I had a boss at Scripps who whenever I brought him a business problem, his line was, “Were any small children injured or did any small children die?” And it was, “Of course, no.” “Okay, then what’s the solution?” The question then leads to a four-part question. Were any small children injured, what’s the problem, what’s the solution and why aren’t you doing it? And, those four questions are about trusting your instincts–how do you define the problem and how do you logically work through a problem to get to a solution.
This year’s WICT theme is “Be Fearless.” How do you think “Being Fearless” has helped you achieve the success you have had in your career?
I think the thing about being fearless is it doesn’t just mean you don’t need to take chances because you should take those chances.
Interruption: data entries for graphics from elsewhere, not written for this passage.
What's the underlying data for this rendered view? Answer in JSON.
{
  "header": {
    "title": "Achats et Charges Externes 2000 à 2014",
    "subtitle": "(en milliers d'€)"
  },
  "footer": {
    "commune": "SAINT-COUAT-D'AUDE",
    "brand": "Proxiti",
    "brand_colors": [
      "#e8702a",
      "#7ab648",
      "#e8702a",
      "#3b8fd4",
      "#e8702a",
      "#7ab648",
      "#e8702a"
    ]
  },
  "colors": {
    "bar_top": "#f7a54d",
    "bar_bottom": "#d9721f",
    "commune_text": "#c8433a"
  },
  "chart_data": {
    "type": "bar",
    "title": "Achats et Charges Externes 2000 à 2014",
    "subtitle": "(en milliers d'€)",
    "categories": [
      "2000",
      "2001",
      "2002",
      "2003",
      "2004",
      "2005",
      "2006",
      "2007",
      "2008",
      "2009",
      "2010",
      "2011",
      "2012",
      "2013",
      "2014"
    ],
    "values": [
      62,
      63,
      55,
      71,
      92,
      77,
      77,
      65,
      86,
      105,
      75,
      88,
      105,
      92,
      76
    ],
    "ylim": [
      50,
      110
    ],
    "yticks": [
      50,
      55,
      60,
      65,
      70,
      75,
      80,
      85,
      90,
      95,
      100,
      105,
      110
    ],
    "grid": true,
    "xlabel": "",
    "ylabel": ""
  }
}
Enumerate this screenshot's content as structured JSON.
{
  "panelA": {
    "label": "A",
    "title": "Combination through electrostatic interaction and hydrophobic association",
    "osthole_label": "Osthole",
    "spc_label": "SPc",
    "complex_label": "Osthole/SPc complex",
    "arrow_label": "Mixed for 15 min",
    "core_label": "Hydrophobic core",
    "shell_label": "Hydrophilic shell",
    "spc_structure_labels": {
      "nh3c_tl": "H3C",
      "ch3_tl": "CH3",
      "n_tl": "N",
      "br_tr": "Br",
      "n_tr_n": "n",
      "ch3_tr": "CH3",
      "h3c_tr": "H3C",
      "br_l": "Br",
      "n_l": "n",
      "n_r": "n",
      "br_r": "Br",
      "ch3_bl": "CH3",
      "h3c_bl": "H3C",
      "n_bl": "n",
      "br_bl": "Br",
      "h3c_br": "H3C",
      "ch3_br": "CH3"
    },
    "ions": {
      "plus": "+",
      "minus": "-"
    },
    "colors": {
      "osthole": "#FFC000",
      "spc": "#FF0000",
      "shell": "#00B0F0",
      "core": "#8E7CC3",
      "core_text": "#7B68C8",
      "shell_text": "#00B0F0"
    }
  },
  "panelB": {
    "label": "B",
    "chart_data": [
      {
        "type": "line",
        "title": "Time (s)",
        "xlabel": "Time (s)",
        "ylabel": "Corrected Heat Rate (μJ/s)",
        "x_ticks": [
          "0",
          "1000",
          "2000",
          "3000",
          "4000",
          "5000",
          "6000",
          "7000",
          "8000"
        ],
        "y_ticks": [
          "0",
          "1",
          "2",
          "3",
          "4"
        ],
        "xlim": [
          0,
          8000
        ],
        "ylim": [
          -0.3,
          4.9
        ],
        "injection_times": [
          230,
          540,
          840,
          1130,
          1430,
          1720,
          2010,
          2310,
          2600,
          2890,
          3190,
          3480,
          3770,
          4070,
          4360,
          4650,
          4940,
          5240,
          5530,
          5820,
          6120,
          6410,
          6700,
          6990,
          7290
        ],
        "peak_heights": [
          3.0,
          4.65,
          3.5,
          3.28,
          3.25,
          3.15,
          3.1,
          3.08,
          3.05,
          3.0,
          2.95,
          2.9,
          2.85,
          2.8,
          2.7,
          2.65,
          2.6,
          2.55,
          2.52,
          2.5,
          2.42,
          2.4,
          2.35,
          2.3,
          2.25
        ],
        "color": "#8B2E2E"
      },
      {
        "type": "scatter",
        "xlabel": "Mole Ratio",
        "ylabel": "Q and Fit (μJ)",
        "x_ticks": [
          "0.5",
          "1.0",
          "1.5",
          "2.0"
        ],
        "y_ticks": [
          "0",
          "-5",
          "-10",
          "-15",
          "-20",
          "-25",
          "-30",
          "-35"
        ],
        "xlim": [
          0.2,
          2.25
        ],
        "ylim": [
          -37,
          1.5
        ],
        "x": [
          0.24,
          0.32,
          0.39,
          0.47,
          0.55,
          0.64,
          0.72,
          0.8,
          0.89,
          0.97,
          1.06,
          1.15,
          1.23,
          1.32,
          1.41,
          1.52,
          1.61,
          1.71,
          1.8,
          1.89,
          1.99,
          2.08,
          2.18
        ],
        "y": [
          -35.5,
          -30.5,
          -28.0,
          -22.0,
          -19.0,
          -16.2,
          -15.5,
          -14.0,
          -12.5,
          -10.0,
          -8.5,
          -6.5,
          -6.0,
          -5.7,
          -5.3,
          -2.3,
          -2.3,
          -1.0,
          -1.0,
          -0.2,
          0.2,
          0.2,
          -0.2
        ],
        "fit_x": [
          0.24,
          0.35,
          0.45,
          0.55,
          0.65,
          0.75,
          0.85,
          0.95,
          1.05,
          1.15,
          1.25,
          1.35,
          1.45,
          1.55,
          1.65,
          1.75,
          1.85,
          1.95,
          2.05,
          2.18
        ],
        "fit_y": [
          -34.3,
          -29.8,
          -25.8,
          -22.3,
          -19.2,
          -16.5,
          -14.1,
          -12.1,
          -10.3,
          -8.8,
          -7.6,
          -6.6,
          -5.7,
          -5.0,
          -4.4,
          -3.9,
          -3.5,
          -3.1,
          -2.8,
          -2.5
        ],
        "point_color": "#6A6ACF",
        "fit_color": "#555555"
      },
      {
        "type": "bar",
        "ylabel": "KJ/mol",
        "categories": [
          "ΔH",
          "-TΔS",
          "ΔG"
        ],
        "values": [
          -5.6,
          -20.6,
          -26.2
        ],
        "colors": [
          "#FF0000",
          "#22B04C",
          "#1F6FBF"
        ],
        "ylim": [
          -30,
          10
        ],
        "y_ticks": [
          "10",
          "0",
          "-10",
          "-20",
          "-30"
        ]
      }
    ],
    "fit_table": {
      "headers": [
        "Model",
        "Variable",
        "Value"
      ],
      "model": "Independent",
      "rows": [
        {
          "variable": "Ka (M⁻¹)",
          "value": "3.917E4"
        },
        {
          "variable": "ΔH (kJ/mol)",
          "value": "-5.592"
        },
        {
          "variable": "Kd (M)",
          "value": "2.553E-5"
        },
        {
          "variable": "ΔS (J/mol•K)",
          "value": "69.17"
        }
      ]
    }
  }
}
It means having enough personal confidence in your convictions in who you are as a person. Having a certain amount of confidence in who you are as a person and being grounded in your integrity, regardless of what you do for a living, gives you the strength to be more fearless in your professional life.
What are some challenges you’ve had to face as a woman in a male-dominated television and music industry?
I’ve been fortunate in both that there were really strong women leaders in the generation ahead of me. So, I’ve not had to face a lot of the direct bias that some colleagues of mine a generation ahead of me had. It doesn’t mean that I haven’t seen it or witnessed some of it. I think some of it has to do with me being a big believer in relationships, and how they make a huge difference. When you create your reputation as being someone of integrity, someone who is focused and strong in your beliefs, it will allow you to succeed.
I once had a manager in the music business say to me he loved doing negotiations with me versus one of our competitors because I was just straightforward. When I started my career, I admitted what I knew and what I didn’t know. I tried to create a reputation of being a straight shooter and for having integrity in the business. In fact, many of the people I met and worked alongside in the early Nineties when I started in Nashville, ended up being in the room when I interviewed for the CMA job.
What career advice you would give an emerging leader in the media industry?
When I speak to young people, my number one thing is to find something you’re passionate about because I think your success follows. If you love what you’re doing, then the sixty-hour weeks are going to feel like forty-hour weeks. My second piece of advice is to always remember that all business is about relationships. I think that it’s so key to treat everyone with respect along the way. I think those two things – being a relationship-driven person and also being passionate about what you do – are the keys to success in business today.
What attributes do you think you display as a leader?
I think I’m pretty authentic to who I am as a leader, a manager and a producer and I’m not going to treat anybody any differently. I’m also pretty calm under pressure, and I think it comes from being in live TV for such a long time. When you go into the control room or you go into the business, you have to think about a lot of different scenarios and then you have to sometimes make a decision on the fly based on the best information you have. And so, I think because of that, I’m pretty calm when things get stressful.
What advice would you give your 20-year-old self?
I would give myself more perspective or tell myself to have more fun. There are things that I took so seriously back then or problems that I overanalyzed or things I lost sleep over—rather than saying, “In the grand scheme of things it doesn’t matter.”